You can run the minimal example to see the speedup that Lookahead decoding brings.
python minimal.py #no Lookahead decoding
USE_LADE=1 LOAD_LADE=1 python minimal.py #use Lookahead decoding, 1.6x speedup
You can also enjoy chatting with your own chatbots with Lookahead decoding.
USE_LADE=1 python applications/chatbot.py --model_path meta-llama/Llama-2-7b-chat-hf --debug --chat #chat, with lookahead
USE_LADE=0 python applications/chatbot.py --model_path meta-llama/Llama-2-7b-chat-hf --debug --chat #chat, without lookahead
USE_LADE=1 python applications/chatbot.py --model_path meta-llama/Llama-2-7b-chat-hf --debug #no chat, with lookahead
USE_LADE=0 python applications/chatbot.py --model_path meta-llama/Llama-2-7b-chat-hf --debug #no chat, without lookahead
You can import and use Lookahead decoding in your own code in three LoCs. You also need to set USE_LADE=1
in command line or set os.environ["USE_LADE"]="1"
in Python script.
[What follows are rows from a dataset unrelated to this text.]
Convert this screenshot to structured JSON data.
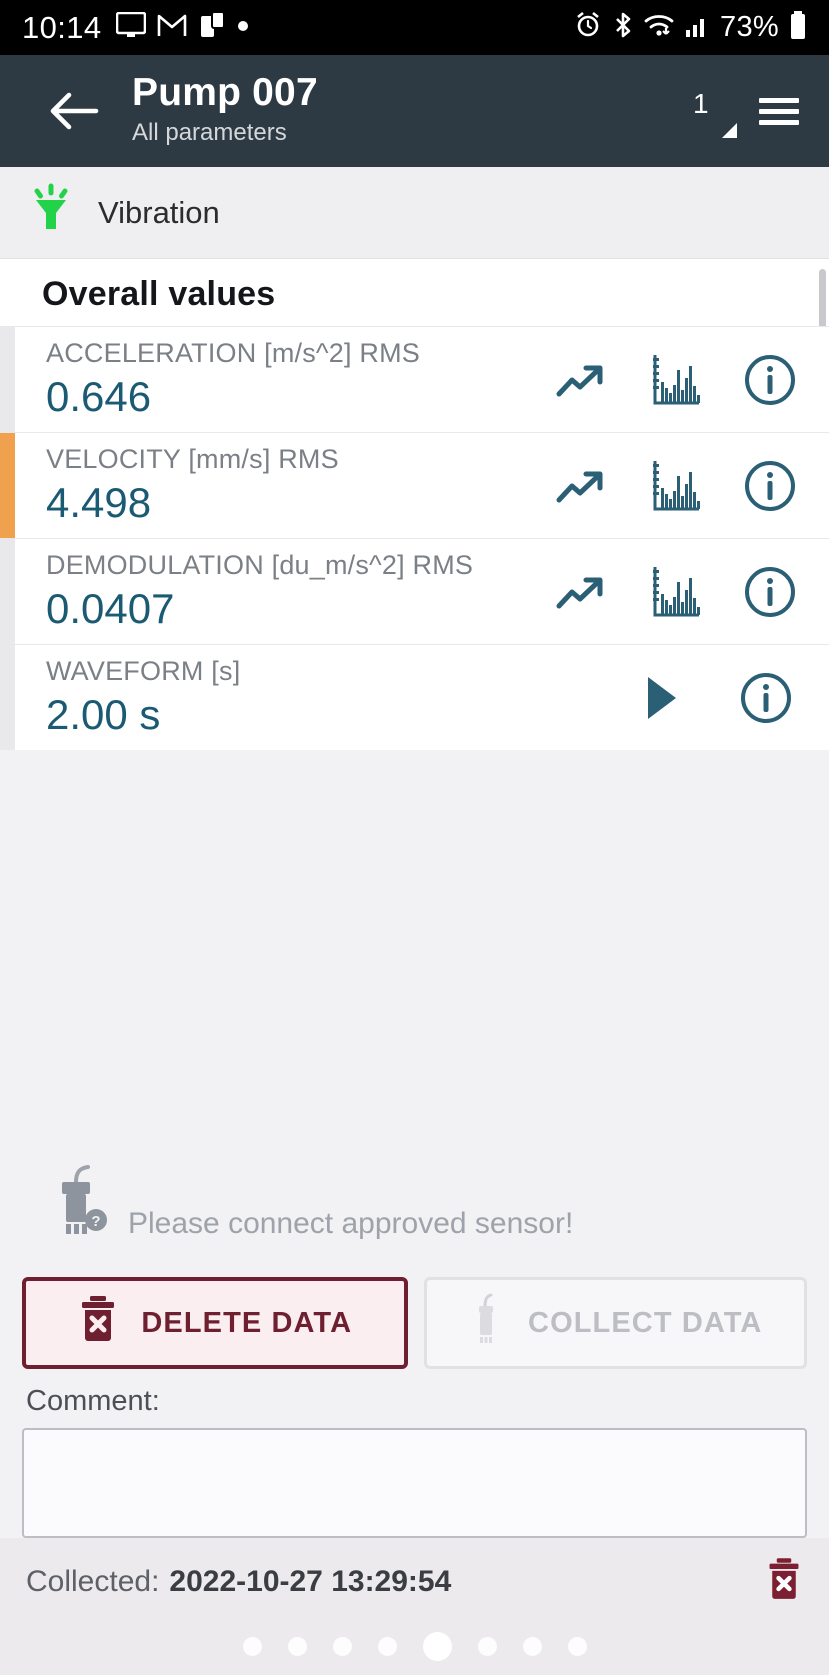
{
  "statusbar": {
    "time": "10:14",
    "battery": "73%",
    "left_icons": [
      "monitor-icon",
      "gmail-icon",
      "app-icon",
      "dot-icon"
    ],
    "right_icons": [
      "alarm-icon",
      "bluetooth-icon",
      "wifi-icon",
      "signal-icon",
      "battery-icon"
    ]
  },
  "appbar": {
    "back_icon": "back-arrow-icon",
    "title": "Pump 007",
    "subtitle": "All parameters",
    "count": "1",
    "menu_icon": "list-menu-icon"
  },
  "sensor_bar": {
    "icon": "vibration-sensor-icon",
    "icon_color": "#22d34a",
    "label": "Vibration"
  },
  "overall": {
    "heading": "Overall values",
    "rows": [
      {
        "label": "ACCELERATION [m/s^2] RMS",
        "value": "0.646",
        "status": "normal",
        "icons": [
          "trend-up-icon",
          "spectrum-chart-icon",
          "info-icon"
        ]
      },
      {
        "label": "VELOCITY [mm/s] RMS",
        "value": "4.498",
        "status": "warning",
        "status_color": "#efa14d",
        "icons": [
          "trend-up-icon",
          "spectrum-chart-icon",
          "info-icon"
        ]
      },
      {
        "label": "DEMODULATION [du_m/s^2] RMS",
        "value": "0.0407",
        "status": "normal",
        "icons": [
          "trend-up-icon",
          "spectrum-chart-icon",
          "info-icon"
        ]
      },
      {
        "label": "WAVEFORM [s]",
        "value": "2.00 s",
        "status": "normal",
        "icons": [
          "play-icon",
          "info-icon"
        ]
      }
    ]
  },
  "notice": {
    "icon": "sensor-help-icon",
    "text": "Please connect approved sensor!"
  },
  "actions": {
    "delete_label": "DELETE DATA",
    "delete_icon": "trash-x-icon",
    "delete_color": "#6e2030",
    "collect_label": "COLLECT DATA",
    "collect_icon": "sensor-icon",
    "collect_disabled": true
  },
  "comment": {
    "label": "Comment:",
    "value": "",
    "placeholder": ""
  },
  "footer": {
    "collected_label": "Collected:",
    "collected_value": "2022-10-27 13:29:54",
    "trash_icon": "trash-x-icon"
  },
  "pagination": {
    "total": 8,
    "active_index": 4
  },
  "colors": {
    "appbar": "#2e3a43",
    "value_text": "#1b5a73",
    "warning": "#efa14d",
    "danger": "#6e2030",
    "sensor_green": "#22d34a"
  }
}
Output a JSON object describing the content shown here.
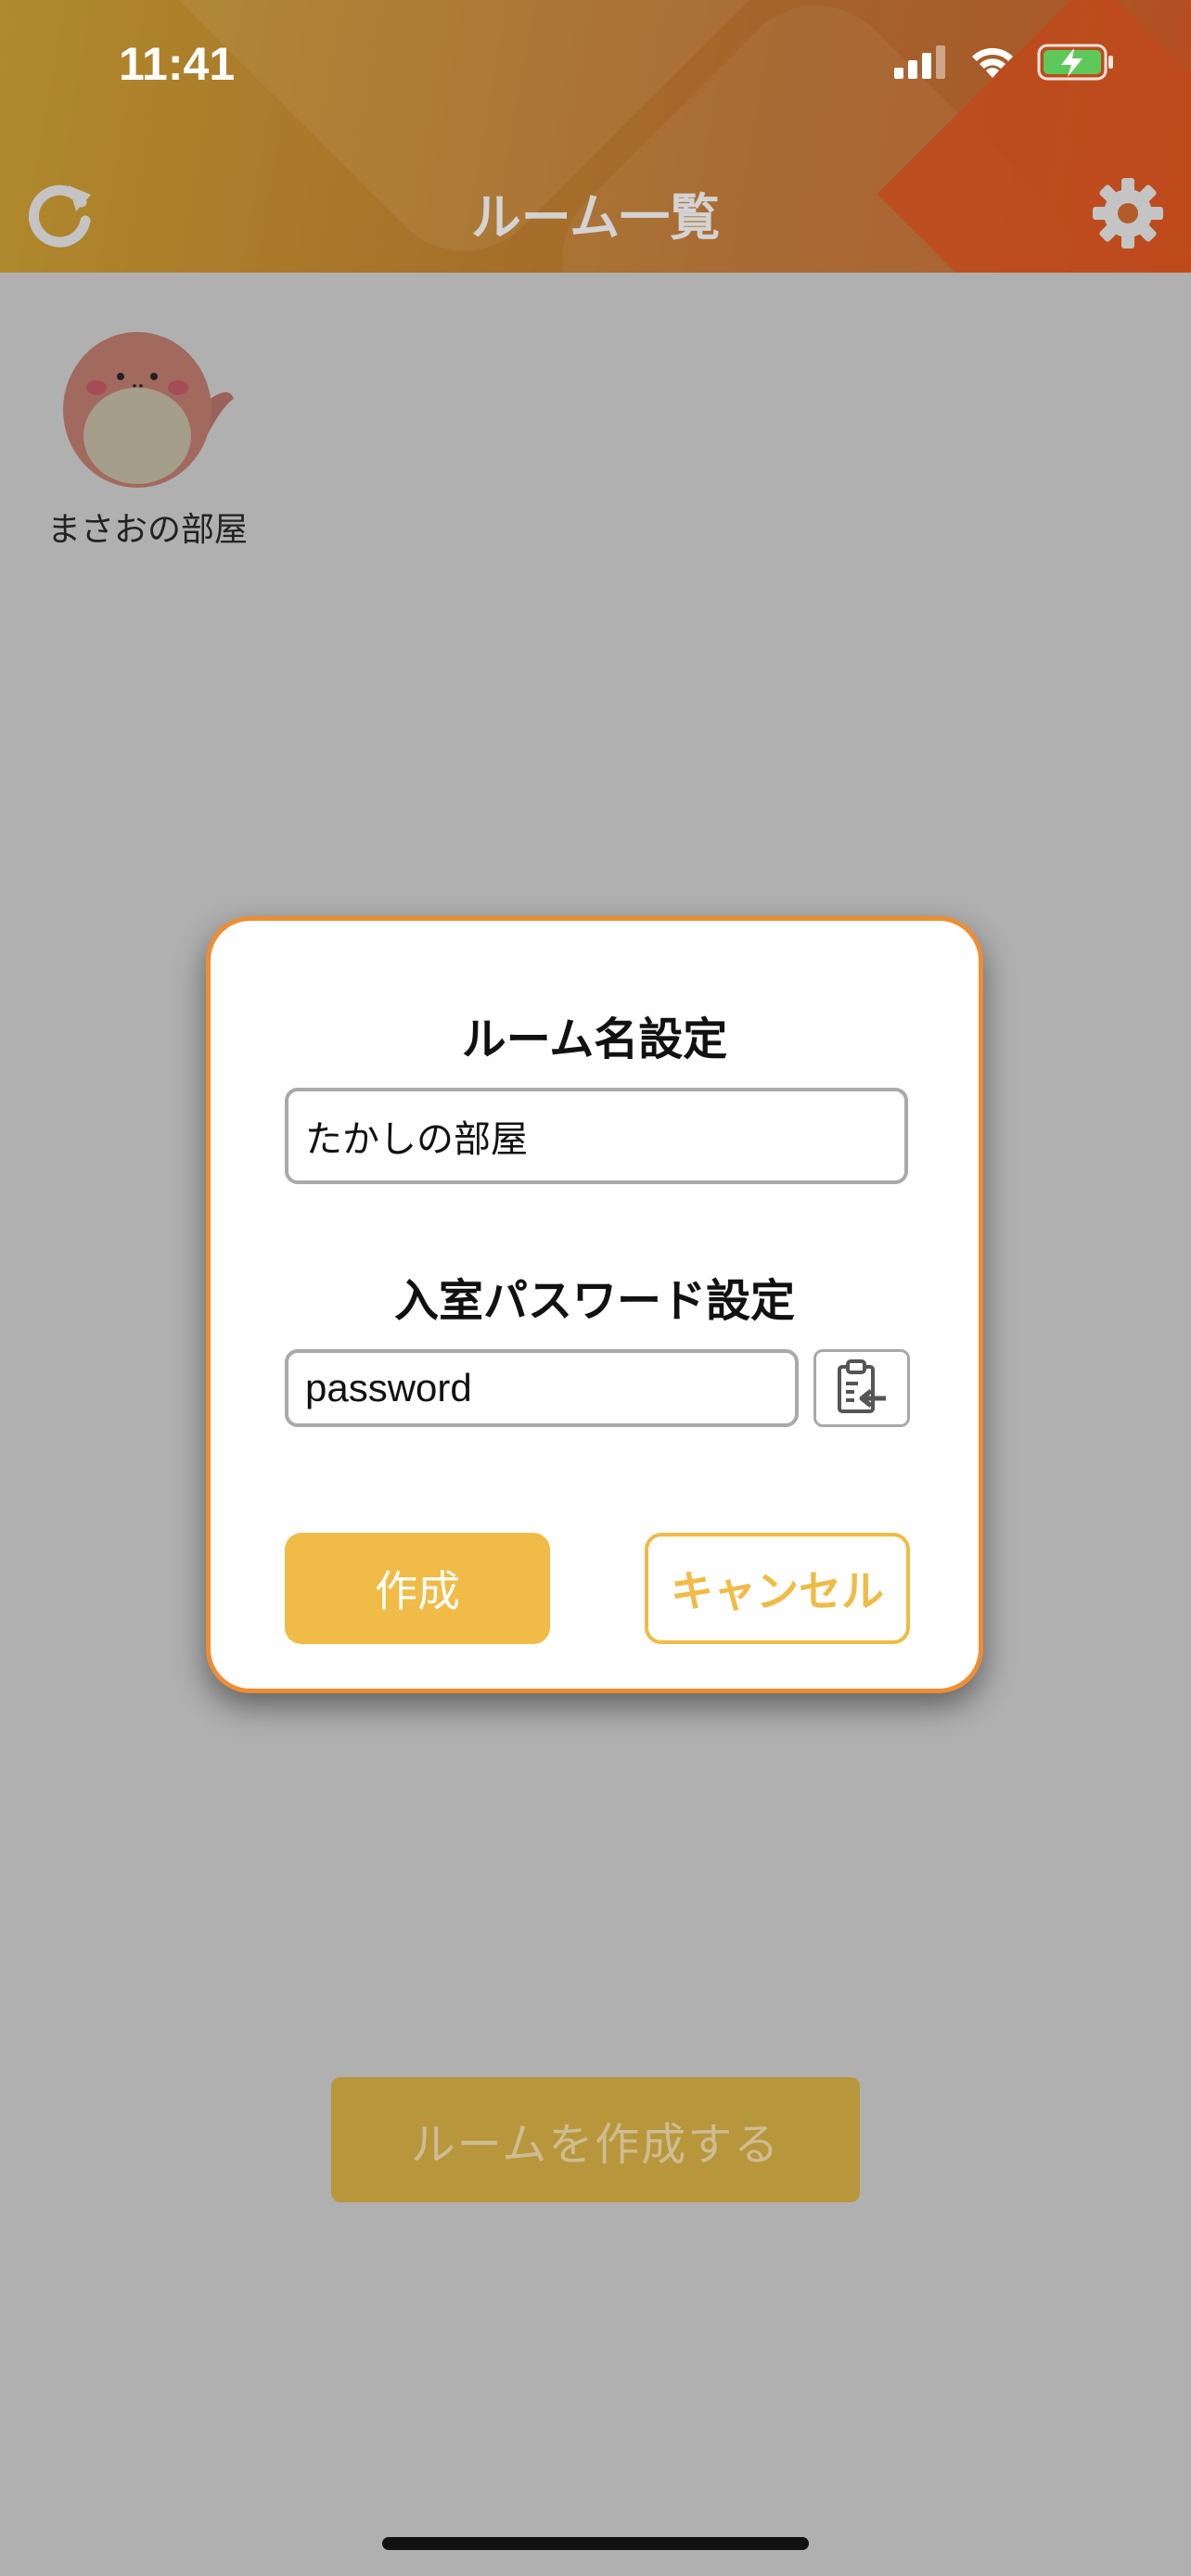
{
  "status_bar": {
    "time": "11:41"
  },
  "header": {
    "title": "ルーム一覧"
  },
  "rooms": [
    {
      "name": "まさおの部屋"
    }
  ],
  "create_room_button_label": "ルームを作成する",
  "modal": {
    "room_name_label": "ルーム名設定",
    "room_name_value": "たかしの部屋",
    "password_label": "入室パスワード設定",
    "password_value": "password",
    "create_label": "作成",
    "cancel_label": "キャンセル"
  },
  "colors": {
    "accent_yellow": "#f0bb46",
    "modal_border": "#ef8d33",
    "overlay_gray": "#b0b0b0"
  },
  "icons": {
    "refresh": "refresh-icon",
    "settings": "gear-icon",
    "paste": "clipboard-paste-icon",
    "signal": "signal-icon",
    "wifi": "wifi-icon",
    "battery": "battery-charging-icon"
  }
}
Note that Lookahead decoding only support LLaMA and Greedy Search yet.
import lade
lade.augment_all()
lade.config_pading(LEVEL=5, WINDOW_SIZE=7, GUESS_SET_SIZE=7, DEBUG=0)
@misc{fu2023lookahead,
title = {Breaking the Sequential Dependency of LLM Inference Using Lookahead Decoding},
url = {https://lmsys.org/blog/2023-11-21-lookahead-decoding/},
author = {Yichao Fu and Peter Bailis and Ion Stoica and Hao Zhang},
month = {November},
year = {2023}
}
The core implementation is in decoding.py. Lookahead decoding requires an adaptation for each specific model. An example is in models/llama.py.